1

Is using non-Latin characters in #error directive allowed by C++ Standard?

E.g. I would like to write an error message in Russian:

#error Сообщение об ошибке
int main() { }
αλεχολυτ
  • 4,792
  • 1
  • 35
  • 71
  • Possible duplicate of [Using Unicode in C++ source code](https://stackoverflow.com/questions/331690/using-unicode-in-c-source-code) – Federico klez Culloca Mar 04 '19 at 10:31
  • 1
    It seems like standard have nothing about this. It should be up to compiler i.e. [MS VC++ /source-charset:IANA_name|.CPI](https://learn.microsoft.com/en-us/cpp/build/reference/source-charset-set-source-character-set?view=vs-2017) or [GCC -fexec-charset=charset](https://gcc.gnu.org/onlinedocs/cpp/Invocation.html). In any case - this is generally a bad practice, since Russian/Greece compile time error messages can not be read by anyone who work with the code. – Victor Gubin Mar 04 '19 at 10:35
  • 1
    *"since Russian/Greece compile time error messages can not be read by anyone who work with the code"* @VictorGubin you may say that for English too. – Federico klez Culloca Mar 04 '19 at 10:37
  • @FedericoklezCulloca since the C++ grammer and the standard library and almost all of the libraries use english as the language I would say no, you cannot say that about english too. English is kind of mandatory when programming. – bolov Mar 04 '19 at 10:41
  • The implementation defines what characters are in the source character set. The standard doesn't mandate anything beyond the basic ASCII-ish set. So the standard allows it to work or to fail, at the discretion of each implementation. – n. m. could be an AI Mar 04 '19 at 10:42
  • @ Federico klez Culloca forse hai ragione :) – Victor Gubin Mar 04 '19 at 10:43
  • When you tried it, what did it do? – Eljay Mar 04 '19 at 12:53
  • 2
    @Eljay In C, "it worked when I tried it" is NOT a reliable guide to whether something can be safely done. – zwol Mar 04 '19 at 15:35

1 Answers1

2

Whether or not you can put non-ASCII characters in an #error directive's argument is "locale-specific" according to C2011 5.2.1p1. The tokens on the line after #error contain characters that are not part of the basic source character set; whether or not they are valid as part of the extended source character set is locale-specific. Per annex J.4, locale-specific behavior is required to be documented, just like implementation-defined behavior.
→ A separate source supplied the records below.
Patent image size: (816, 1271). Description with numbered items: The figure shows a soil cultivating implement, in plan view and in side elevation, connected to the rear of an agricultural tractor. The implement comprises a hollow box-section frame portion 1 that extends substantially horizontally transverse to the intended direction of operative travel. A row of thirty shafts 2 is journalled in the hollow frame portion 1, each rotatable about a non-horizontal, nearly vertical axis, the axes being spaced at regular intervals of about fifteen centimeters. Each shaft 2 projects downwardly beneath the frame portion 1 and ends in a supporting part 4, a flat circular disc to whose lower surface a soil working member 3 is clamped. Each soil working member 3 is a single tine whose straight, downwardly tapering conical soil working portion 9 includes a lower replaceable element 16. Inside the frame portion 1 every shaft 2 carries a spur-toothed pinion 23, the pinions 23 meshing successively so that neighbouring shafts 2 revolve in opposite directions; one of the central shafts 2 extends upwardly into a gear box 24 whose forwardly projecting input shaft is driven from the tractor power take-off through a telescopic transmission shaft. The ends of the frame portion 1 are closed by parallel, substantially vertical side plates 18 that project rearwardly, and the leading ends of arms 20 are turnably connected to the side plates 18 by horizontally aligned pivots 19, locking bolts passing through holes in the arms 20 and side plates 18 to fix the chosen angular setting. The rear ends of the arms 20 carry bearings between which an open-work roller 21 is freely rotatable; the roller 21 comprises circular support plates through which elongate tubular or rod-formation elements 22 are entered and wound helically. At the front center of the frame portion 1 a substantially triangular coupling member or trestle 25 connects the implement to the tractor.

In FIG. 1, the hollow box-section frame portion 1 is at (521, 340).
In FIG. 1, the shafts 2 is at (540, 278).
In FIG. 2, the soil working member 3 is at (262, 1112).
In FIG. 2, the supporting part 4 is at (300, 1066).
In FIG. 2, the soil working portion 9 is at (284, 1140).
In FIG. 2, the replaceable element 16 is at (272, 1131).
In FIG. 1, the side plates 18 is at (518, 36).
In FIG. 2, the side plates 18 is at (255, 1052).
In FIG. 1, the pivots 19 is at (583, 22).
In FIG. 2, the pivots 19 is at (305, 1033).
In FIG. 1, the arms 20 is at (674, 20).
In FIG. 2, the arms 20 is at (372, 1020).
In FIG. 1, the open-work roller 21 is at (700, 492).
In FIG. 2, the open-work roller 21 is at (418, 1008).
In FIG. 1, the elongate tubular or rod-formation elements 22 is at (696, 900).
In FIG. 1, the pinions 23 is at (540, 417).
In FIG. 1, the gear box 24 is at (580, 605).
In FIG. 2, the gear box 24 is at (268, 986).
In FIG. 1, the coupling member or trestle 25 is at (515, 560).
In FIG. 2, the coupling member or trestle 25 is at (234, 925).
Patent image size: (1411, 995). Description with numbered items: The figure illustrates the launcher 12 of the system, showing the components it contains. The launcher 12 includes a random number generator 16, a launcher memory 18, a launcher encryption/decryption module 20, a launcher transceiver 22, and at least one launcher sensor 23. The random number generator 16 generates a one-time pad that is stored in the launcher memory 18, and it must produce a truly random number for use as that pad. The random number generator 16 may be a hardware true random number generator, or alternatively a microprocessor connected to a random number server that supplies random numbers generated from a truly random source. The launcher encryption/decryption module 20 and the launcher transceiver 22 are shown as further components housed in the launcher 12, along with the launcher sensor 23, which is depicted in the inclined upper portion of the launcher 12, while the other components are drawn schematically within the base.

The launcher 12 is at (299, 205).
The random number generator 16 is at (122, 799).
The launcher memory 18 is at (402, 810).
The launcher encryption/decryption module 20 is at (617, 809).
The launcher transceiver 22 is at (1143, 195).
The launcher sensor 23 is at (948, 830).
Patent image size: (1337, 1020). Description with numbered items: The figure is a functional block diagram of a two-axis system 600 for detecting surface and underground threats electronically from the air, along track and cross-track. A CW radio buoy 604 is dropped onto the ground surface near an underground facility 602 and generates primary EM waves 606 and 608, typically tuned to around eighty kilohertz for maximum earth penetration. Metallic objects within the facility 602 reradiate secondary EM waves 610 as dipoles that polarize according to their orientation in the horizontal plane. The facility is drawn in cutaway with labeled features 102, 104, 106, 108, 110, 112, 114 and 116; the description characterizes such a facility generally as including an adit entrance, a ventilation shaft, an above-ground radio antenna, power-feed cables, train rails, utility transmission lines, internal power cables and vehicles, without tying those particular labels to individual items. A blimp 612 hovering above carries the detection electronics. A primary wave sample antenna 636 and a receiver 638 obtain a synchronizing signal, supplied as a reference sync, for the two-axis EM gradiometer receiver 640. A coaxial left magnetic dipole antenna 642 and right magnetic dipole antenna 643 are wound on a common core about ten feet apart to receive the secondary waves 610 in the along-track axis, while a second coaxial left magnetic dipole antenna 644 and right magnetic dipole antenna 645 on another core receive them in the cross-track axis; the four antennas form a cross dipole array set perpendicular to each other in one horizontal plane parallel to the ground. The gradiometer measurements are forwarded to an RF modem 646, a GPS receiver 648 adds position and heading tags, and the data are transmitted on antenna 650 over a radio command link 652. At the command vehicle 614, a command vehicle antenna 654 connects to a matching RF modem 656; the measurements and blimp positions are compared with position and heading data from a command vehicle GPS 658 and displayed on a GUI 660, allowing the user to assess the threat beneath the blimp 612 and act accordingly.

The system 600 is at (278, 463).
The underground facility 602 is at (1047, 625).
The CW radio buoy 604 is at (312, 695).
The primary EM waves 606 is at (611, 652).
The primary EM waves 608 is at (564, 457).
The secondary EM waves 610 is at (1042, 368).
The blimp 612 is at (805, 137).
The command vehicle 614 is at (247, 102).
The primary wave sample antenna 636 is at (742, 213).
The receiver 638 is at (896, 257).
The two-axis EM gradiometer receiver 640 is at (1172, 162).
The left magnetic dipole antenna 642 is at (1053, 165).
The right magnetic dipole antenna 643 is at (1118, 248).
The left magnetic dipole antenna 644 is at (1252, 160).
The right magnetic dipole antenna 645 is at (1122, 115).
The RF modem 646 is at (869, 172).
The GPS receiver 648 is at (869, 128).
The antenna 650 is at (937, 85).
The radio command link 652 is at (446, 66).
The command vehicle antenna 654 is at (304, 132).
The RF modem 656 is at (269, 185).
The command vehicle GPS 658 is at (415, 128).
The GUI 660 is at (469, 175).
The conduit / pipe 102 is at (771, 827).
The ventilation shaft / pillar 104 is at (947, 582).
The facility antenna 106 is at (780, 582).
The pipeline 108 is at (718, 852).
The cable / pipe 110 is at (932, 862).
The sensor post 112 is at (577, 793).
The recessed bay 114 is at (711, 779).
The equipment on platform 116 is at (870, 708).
The difference between locale-specific and implementation-defined behavior is that there might be several locales, each with its own set of extended source characters. Perhaps only some of those extended source character sets include Cyrillic. These aspects of the C standard were last revised in 1999, before Unicode took over the world, so they're worrying about scenarios such as feeding a source file encoded in ISO 8859-5 to a compiler that expects extended source characters to conform to EUC-JP.

Regardless of how you actually encode your source files and whether that matches what the compiler expects, what you're trying to do is more likely to work if you use a string literal as the argument of #error:

#error "Сообщение об ошибке"

This is because some compilers allow a broader variety of characters in string literals than they do in identifiers.

zwol
  • 135,547
  • 38
  • 252
  • 361